You’re probably thinking: What? But I hate my neck. I loathe how I look in shorts. I have abandoned bikinis and I’m seriously considering getting one of those bowl cuts that you never have to bother about, because no-one looks at me anyway. Yes, yes. But that’s because you don’t have Midorexia, lucky for you and especially lucky for your loved ones.
"Midorexia can strike even when you think you’re being vigilant"Others have it badly (see Gwyneth Paltrow whose MX is so bad she is happy to tell the world that among her girlfriends the talk is all about her pert bum: (‘You know this isn’t so bad for 40, right?” And [my friend]goes “It’s not so bad for a 22-year-old stripper”!)
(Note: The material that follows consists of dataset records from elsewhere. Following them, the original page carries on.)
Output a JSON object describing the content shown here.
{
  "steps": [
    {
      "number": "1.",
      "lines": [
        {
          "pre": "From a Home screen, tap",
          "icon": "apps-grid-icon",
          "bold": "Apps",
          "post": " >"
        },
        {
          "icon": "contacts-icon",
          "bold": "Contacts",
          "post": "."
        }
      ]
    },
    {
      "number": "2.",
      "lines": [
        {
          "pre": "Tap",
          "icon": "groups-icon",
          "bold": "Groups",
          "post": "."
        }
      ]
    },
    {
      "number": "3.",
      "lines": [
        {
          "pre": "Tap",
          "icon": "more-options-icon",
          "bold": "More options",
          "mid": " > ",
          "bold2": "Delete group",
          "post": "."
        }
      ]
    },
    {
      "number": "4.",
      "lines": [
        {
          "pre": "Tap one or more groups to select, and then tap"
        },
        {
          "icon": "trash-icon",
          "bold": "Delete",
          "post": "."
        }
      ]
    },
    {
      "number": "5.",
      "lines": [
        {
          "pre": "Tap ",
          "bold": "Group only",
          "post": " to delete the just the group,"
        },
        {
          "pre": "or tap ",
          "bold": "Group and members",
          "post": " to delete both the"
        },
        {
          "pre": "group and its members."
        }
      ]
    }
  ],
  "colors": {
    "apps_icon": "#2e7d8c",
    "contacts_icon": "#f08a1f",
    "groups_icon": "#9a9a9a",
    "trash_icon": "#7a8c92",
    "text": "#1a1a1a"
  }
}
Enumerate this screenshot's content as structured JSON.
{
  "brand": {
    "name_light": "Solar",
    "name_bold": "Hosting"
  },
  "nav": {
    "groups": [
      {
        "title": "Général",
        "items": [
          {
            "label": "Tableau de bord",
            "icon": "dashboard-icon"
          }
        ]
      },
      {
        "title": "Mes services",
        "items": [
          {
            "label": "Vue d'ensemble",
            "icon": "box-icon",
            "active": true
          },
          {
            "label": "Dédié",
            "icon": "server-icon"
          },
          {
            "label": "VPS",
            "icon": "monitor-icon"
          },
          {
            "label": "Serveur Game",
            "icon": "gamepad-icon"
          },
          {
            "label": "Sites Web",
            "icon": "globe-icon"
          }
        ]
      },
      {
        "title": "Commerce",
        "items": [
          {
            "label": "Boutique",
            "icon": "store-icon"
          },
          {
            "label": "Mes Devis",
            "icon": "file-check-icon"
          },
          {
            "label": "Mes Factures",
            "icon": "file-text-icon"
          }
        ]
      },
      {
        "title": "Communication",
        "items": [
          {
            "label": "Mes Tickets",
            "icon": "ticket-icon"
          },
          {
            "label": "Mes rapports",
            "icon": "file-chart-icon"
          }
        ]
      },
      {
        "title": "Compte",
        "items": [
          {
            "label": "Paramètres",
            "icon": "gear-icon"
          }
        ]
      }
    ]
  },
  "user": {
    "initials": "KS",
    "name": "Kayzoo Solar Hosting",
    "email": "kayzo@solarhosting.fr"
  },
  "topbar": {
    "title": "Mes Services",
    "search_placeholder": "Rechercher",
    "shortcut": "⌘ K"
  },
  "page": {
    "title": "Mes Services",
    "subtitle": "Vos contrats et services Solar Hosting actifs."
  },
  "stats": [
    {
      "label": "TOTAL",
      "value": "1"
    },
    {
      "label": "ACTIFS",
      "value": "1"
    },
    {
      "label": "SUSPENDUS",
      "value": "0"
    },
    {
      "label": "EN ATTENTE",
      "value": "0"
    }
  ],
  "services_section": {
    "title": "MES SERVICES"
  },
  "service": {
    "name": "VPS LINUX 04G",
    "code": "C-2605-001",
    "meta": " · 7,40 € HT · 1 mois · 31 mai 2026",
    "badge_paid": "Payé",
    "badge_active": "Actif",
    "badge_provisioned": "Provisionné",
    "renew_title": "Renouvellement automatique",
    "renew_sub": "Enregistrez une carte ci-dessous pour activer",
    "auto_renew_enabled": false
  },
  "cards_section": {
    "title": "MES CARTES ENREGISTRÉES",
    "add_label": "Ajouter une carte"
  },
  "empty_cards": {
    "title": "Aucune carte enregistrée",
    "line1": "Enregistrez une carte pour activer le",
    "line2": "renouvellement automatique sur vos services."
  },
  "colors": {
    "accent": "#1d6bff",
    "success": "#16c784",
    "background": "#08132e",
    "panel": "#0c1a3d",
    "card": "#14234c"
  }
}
Gwyneth’s obsession with her behind is textbook Midorexia. However, while most of us aren’t doing those cut away Brazilian bikini bottoms some of us are behaving equally oddly given our circumstances. Closer to home I am aware – thanks to some last minute interventions from my husband and stepsons – that Midorexia can strike even when you think you’re being vigilant and you’ve thrown out everything that’s borderline mutton. We have an unspoken system in our house now: I stand at the top of the stairs (wearing say my new jumpsuit) younger stepson says: Wow (meaning don’t come any further whatever you do), older stepson looks at his father, father looks down. It’s pretty foolproof.